Special Tax Cut for Trial Lawyers?

chanel

Silver Member
Jun 8, 2009
12,098
3,202
98
People's Republic of NJ
Obama is on the verge of giving them a special interest tax break worth $1.6 billion. Legal Newsline reported yesterday that John Bowman, top lobbyist for the American Association for Justice, told a private briefing that Obama's Internal Revenue Service will soon unilaterally cut their taxes without congressional approval.

The tax break would allow plaintiffs' attorneys to deduct litigation costs in the same year that they bring contingency lawsuits. Currently, such costs are considered loans to clients, deductible only if and when a case is lost. The loan arrangement exists because most states consider it unethical or even illegal for lawyers to fund their clients' lawsuits directly.
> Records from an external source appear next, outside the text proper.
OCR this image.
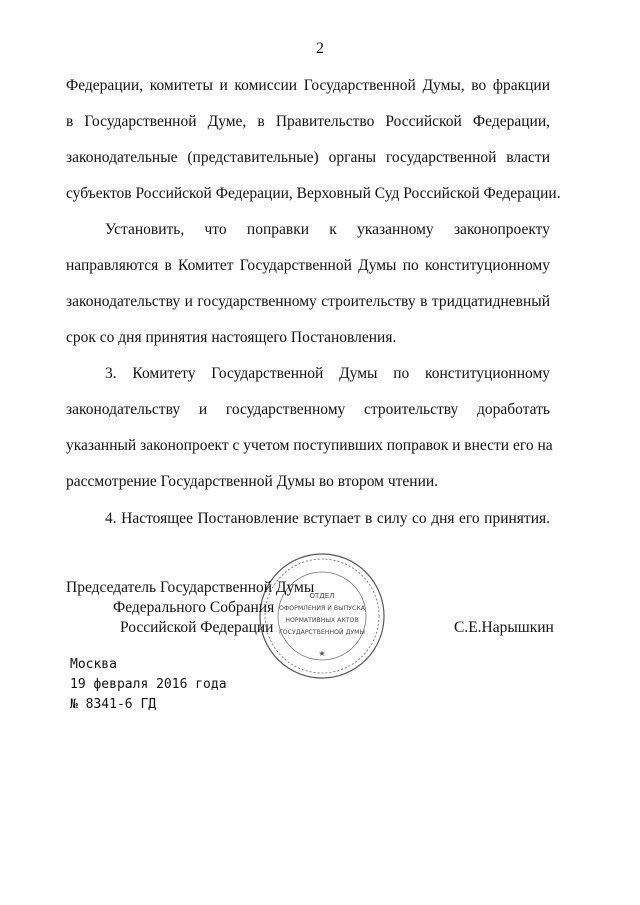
2
Федерации, комитеты и комиссии Государственной Думы, во фракции
в Государственной Думе, в Правительство Российской Федерации,
законодательные (представительные) органы государственной власти
субъектов Российской Федерации, Верховный Суд Российской Федерации.
Установить, что поправки к указанному законопроекту
направляются в Комитет Государственной Думы по конституционному
законодательству и государственному строительству в тридцатидневный
срок со дня принятия настоящего Постановления.
3. Комитету Государственной Думы по конституционному
законодательству и государственному строительству доработать
указанный законопроект с учетом поступивших поправок и внести его на
рассмотрение Государственной Думы во втором чтении.
4. Настоящее Постановление вступает в силу со дня его принятия.
ОТДЕЛ
ОФОРМЛЕНИЯ И ВЫПУСКА
НОРМАТИВНЫХ АКТОВ
ГОСУДАРСТВЕННОЙ ДУМЫ
★
Председатель Государственной Думы
Федерального Собрания
Российской Федерации	С.Е.Нарышкин
Москва
19 февраля 2016 года
№ 8341-6 ГД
Last year, the group's then-chief lobbyist (and now CEO) Linda Lipsen said Democrats in Congress might push the provision through by sneaking it into unrelated legislation. This already-underhanded strategy appears to have failed, and so a supportive Obama administration may simply bypass Congress. It is unconscionable that "spread-the-wealth" Obama should force taxpaying plumbers, waiters and bus drivers across America to shoulder up to 40 percent of the cost of wealthy trial lawyers' litigation with this tax break. Worse, the tax break provides an effective reduction in lawsuit expenses, freeing up lawyers to file more suits that have less probability of success.

The White House declined comment on this issue, referring us instead to the Treasury Department, which also declined comment. But the White House must answer for its actions.

Read more at the Washington Examiner: No special tax cuts for wealthy trial lawyers | Washington Examiner

Every day it's something sleazier...
 
The tax break would allow plaintiffs' attorneys to deduct litigation costs in the same year that they bring contingency lawsuits. Currently, such costs are considered loans to clients, deductible only if and when a case is lost. The loan arrangement exists because most states consider it unethical or even illegal for lawyers to fund their clients' lawsuits directly.

Yup.

Sounds sleazy to me, too.

Since lawyers are in the business of suing and taking a share of the outcome, they ought to acknowledge that that is what they are really doing.

In that case, they ought to be able to write off REAL expenses (but not their own fees) as legitimate business expenses in the year those expenses are incurred.

Now if they were taking a free up front, the formula would change, naturally.

But the way it works now where lawyers take a percentage of the settlement, lawyers are really more like CO plantiffs of the suit.